The administrative judge also said that proof of danger to public health and safety sets a high bar that cannot be reached by proof of mere discomfort or harm to the well-being of citizens.

Since that landmark case, several other judges have consistently applied the same criteria, including:

  1. The Gîte-Ami[11] Case: The maintenance of activities in the event of a strike was ordered to a community organization offering accommodation and meal services to homeless people, since it is the only one in the Outaouais to operate 24 hours a day.
  2. The SOS Domestic Violence[12]case: The employer operates a crisis line to listen to, help and refer victims of domestic violence to the appropriate resources. As it is the only Quebec organization to have identified and mobilized all the relevant resources of the province, its essential services must be maintained during a strike.
  3. The Veolia[13] file: The ALT ordered the continuation of the maintenance services provided by Veolia for the Center Hospitalier de l’Université de Montréal (CHUM) since no competing supplier could intervene in its partnership with the hospital within a reasonable time.
  4. The Center[14] of voluntary action of the Sources and Carrefour of food and sharing St-Barnabé[15] case: Two community organizations providing food and support services to those in need were unable to obtain an order to maintain essential services because similar organizations were operating in their area.
  5. The Carrefour Providence[16] Case: A private CHSLD offering services exclusively to religious people could not be considered a “public service” since it does not offer its services to the entire community. The application for an order to maintain essential services was dismissed.
  6. The Arc-en-Soi community residential center inc.[17] Case: A halfway house offering addiction management and community aftercare services is a “public service” undertaking, but its closure does not pose a danger to public health and safety since offenders will simply have to return to prison when of a labor dispute. The ALT considered that the harm suffered by violators was less serious than the impact on the right to strike.

Take away food

Three years after its entry into force, the new provision of the Labor Code saw actions and the ALT received at least three requests from private companies for the maintenance of essential services in the event of a strike.

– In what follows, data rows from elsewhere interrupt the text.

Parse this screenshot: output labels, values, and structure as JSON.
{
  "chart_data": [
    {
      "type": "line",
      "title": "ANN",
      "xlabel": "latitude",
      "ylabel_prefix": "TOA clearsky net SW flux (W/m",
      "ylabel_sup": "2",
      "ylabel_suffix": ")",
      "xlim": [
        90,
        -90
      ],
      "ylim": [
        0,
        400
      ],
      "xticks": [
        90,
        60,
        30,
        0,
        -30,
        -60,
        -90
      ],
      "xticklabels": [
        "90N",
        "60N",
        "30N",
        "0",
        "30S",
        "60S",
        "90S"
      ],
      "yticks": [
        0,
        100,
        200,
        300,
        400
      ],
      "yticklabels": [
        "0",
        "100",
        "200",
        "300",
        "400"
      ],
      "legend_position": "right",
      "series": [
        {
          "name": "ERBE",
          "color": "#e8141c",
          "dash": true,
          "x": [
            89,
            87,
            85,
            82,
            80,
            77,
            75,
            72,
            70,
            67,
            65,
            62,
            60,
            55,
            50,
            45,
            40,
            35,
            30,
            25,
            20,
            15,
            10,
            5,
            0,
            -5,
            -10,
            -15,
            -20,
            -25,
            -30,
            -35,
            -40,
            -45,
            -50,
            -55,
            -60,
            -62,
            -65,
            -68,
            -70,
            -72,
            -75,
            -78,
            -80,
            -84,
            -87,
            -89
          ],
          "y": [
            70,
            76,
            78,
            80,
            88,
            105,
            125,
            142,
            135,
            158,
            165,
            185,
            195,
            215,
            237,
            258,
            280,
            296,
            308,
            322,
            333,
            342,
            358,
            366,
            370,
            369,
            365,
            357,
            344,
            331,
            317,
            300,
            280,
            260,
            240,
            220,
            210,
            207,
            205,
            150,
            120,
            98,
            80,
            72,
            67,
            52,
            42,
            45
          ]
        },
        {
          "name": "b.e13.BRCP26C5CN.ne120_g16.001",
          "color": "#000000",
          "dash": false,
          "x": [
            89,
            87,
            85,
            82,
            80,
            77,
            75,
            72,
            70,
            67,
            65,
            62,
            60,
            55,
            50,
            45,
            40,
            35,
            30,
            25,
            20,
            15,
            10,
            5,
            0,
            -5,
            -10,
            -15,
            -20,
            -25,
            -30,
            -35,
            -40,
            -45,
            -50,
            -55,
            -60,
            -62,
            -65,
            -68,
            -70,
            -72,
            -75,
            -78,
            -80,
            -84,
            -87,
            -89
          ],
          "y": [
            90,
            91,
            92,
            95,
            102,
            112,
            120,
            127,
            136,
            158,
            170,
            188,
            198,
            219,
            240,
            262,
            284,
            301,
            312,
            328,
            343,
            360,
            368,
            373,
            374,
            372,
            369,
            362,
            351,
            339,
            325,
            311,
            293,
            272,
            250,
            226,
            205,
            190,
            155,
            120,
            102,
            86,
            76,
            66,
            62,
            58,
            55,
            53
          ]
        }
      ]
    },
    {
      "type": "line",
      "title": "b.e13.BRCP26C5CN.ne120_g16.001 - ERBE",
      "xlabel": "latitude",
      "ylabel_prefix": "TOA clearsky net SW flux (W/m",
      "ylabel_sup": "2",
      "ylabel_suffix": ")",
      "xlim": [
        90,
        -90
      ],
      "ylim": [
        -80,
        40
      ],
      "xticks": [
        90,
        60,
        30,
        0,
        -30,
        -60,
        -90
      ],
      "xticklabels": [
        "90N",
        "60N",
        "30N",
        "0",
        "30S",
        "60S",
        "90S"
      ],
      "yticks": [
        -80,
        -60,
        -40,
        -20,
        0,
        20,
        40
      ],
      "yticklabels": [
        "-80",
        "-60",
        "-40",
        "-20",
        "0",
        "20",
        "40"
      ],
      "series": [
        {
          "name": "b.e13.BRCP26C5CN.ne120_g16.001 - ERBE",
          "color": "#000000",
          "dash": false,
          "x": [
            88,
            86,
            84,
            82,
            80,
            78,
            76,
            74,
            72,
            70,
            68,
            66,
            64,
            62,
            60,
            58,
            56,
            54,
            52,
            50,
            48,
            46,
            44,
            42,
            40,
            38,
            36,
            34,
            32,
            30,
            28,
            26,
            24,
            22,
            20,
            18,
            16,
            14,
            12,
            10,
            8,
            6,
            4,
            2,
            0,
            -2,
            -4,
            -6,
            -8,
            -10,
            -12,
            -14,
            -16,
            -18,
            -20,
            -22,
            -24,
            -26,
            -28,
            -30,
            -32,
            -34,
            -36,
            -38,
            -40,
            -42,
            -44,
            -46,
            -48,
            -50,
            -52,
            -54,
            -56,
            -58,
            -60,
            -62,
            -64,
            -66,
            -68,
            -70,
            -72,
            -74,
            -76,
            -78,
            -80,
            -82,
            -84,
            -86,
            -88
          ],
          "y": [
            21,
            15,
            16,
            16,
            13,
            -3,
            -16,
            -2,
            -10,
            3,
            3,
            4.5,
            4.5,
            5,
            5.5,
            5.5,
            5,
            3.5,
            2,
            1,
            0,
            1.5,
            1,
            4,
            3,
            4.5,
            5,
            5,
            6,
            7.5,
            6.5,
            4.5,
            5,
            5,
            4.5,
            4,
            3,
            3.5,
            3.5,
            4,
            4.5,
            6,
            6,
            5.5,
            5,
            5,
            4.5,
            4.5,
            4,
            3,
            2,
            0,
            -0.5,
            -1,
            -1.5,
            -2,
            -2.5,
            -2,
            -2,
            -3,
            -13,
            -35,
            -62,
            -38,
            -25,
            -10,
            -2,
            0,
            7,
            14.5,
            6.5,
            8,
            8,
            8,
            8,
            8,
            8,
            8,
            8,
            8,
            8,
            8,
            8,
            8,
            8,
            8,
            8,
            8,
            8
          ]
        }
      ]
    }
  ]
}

Private companies that provide services similar to public services can now seriously consider maintaining certain activities in the event of a strike.

However, the new provision of the Coded did not open the door to employers. The decision makers strictly follow the criteria requiring that the business operate on a continuous basis and that it cannot reasonably be replaced.

This leads us to emphasize that the evidence presented to the ALT in any request to maintain essential services must be serious and extensive. The chances of successfully meeting the above criteria will need to be properly assessed before legal action is taken.